Federico Navarro added a window for testing threads and demonstrates that the in-memory data is usable across threads until the turbosql table closes (which disposes of the in-memory data).

He also taught me that if you use ‘:memory:’ as the OWNER string (along with the ATTACH line) then you don’t need a disk file at all.

can some one explain this ? DummyDBOwner = ‘:memory:’ ! Per Federico Navarro, and it works!

what is this all about, looks interesting?

Stev - SQLite has a built in in-memory database called.":memory:". By setting the OWNER of the Clarion SQLite FILE to ‘:memory:’, a SQLite disk file is not needed.

However, in order to make use of the memory database, you still have to “ATTACH” to it. Then you can dynamically create and fill tables 100% in memory.

Some people have tried using ‘:memory:’ as an OWNER in the past, but since it “didn’t work”, it was assumed that in-memory SQLIte tables don’t work in the Clarion driver. But if they would have also used ‘ATTACH’ to attach to the memory database, it would have worked.

thank you very much! where was this documented? and does it apply to any other drivers?
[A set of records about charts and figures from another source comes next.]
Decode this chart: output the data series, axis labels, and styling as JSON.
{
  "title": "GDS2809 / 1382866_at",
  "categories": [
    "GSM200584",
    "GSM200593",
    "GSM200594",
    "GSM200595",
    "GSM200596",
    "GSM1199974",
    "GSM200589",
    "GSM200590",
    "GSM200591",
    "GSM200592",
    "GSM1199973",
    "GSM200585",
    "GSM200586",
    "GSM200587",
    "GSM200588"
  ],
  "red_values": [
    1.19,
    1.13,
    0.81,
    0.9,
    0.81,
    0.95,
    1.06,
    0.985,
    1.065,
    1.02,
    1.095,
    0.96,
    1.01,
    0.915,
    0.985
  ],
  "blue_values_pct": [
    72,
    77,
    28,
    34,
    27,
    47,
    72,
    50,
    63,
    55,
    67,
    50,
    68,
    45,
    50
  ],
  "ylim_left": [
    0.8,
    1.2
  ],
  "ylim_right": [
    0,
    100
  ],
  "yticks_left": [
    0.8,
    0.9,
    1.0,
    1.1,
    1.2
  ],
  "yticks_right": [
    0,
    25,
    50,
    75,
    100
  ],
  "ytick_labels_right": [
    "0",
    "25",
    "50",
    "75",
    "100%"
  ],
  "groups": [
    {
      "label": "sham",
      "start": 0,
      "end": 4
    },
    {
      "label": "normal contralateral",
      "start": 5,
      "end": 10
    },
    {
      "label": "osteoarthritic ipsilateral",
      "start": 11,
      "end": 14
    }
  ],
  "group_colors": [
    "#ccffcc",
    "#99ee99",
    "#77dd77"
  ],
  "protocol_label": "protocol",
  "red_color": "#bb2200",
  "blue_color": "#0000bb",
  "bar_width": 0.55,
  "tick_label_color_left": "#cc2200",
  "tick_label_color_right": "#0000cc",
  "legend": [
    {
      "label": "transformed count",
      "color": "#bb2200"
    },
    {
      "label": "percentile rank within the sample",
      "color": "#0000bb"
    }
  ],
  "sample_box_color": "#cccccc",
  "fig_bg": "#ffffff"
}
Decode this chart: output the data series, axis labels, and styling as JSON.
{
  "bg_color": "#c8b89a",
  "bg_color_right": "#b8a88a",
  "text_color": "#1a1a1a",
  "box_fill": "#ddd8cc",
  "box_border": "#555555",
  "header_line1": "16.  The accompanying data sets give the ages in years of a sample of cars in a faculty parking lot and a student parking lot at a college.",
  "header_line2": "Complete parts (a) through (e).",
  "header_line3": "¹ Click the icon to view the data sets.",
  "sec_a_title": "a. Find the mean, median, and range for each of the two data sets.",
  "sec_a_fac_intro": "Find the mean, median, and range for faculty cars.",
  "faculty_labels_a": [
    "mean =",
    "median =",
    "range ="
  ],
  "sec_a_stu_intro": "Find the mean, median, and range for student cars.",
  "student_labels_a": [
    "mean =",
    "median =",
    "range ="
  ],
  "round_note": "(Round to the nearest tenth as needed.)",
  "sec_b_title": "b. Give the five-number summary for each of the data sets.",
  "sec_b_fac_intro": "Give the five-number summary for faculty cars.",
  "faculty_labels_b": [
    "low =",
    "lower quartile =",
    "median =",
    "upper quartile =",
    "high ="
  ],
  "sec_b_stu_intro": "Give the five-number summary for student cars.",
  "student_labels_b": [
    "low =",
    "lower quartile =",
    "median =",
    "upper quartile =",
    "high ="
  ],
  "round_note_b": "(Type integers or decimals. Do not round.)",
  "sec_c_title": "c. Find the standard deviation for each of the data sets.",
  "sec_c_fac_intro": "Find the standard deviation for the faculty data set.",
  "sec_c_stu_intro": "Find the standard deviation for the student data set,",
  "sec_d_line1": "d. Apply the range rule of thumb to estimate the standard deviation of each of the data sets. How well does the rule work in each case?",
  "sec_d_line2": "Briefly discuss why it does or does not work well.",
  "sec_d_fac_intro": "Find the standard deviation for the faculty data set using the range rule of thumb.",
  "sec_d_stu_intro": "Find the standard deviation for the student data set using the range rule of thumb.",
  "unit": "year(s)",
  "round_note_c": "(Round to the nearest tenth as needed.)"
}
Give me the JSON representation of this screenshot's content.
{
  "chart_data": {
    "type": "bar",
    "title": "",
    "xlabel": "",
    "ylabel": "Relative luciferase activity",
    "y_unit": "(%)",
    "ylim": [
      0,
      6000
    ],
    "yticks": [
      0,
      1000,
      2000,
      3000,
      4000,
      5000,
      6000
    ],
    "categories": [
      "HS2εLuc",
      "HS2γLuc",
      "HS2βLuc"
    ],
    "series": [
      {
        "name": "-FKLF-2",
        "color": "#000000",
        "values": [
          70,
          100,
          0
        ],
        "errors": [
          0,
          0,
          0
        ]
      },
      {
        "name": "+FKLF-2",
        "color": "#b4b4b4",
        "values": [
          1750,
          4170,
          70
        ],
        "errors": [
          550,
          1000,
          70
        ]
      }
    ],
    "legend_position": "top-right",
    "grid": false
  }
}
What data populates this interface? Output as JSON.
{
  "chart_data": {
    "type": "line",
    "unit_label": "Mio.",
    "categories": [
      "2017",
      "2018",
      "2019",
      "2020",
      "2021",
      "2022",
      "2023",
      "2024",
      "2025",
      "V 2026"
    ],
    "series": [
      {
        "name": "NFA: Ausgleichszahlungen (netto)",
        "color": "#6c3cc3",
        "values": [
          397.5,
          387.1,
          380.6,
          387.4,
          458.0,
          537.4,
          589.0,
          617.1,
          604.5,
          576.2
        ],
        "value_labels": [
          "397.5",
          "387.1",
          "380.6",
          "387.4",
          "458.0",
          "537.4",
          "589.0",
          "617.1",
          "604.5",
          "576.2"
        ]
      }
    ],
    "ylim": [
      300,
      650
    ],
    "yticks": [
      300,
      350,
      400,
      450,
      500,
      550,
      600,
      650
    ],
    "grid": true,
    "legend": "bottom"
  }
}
becuase i would like to try it with the russian DLIB runtime databases driver source code we bought. i have found the russians in moscow but they cannot be contacted and we have taken over the source code since we paid a descent some for it.

Stev - :memory: is not a Clarion specific thing it’s a built-in database inside SQLite. You can attach to and access it in Clarion via PROP:SQL as demonstrated in the demo. https://sqlite.org/inmemorydb.html

i see thank you for the information.

I modified the demo a little bit to demonstrate how fast it can be to load a table into memory.

Instead of pre-loading the data via an SQL script, the demo now uses a pre-built SQLite 198K record table. It adds 36MB to the repository size though.

On my my VM it takes less than .25 seconds to load those rows into memory. Desktop is about .13 seconds.

Queries are a bit slower than when there are only 500 rows, but it’s still pretty dang quick.
I haven’t tested how indexes would impact the loading and query times, but queries are really fast without them.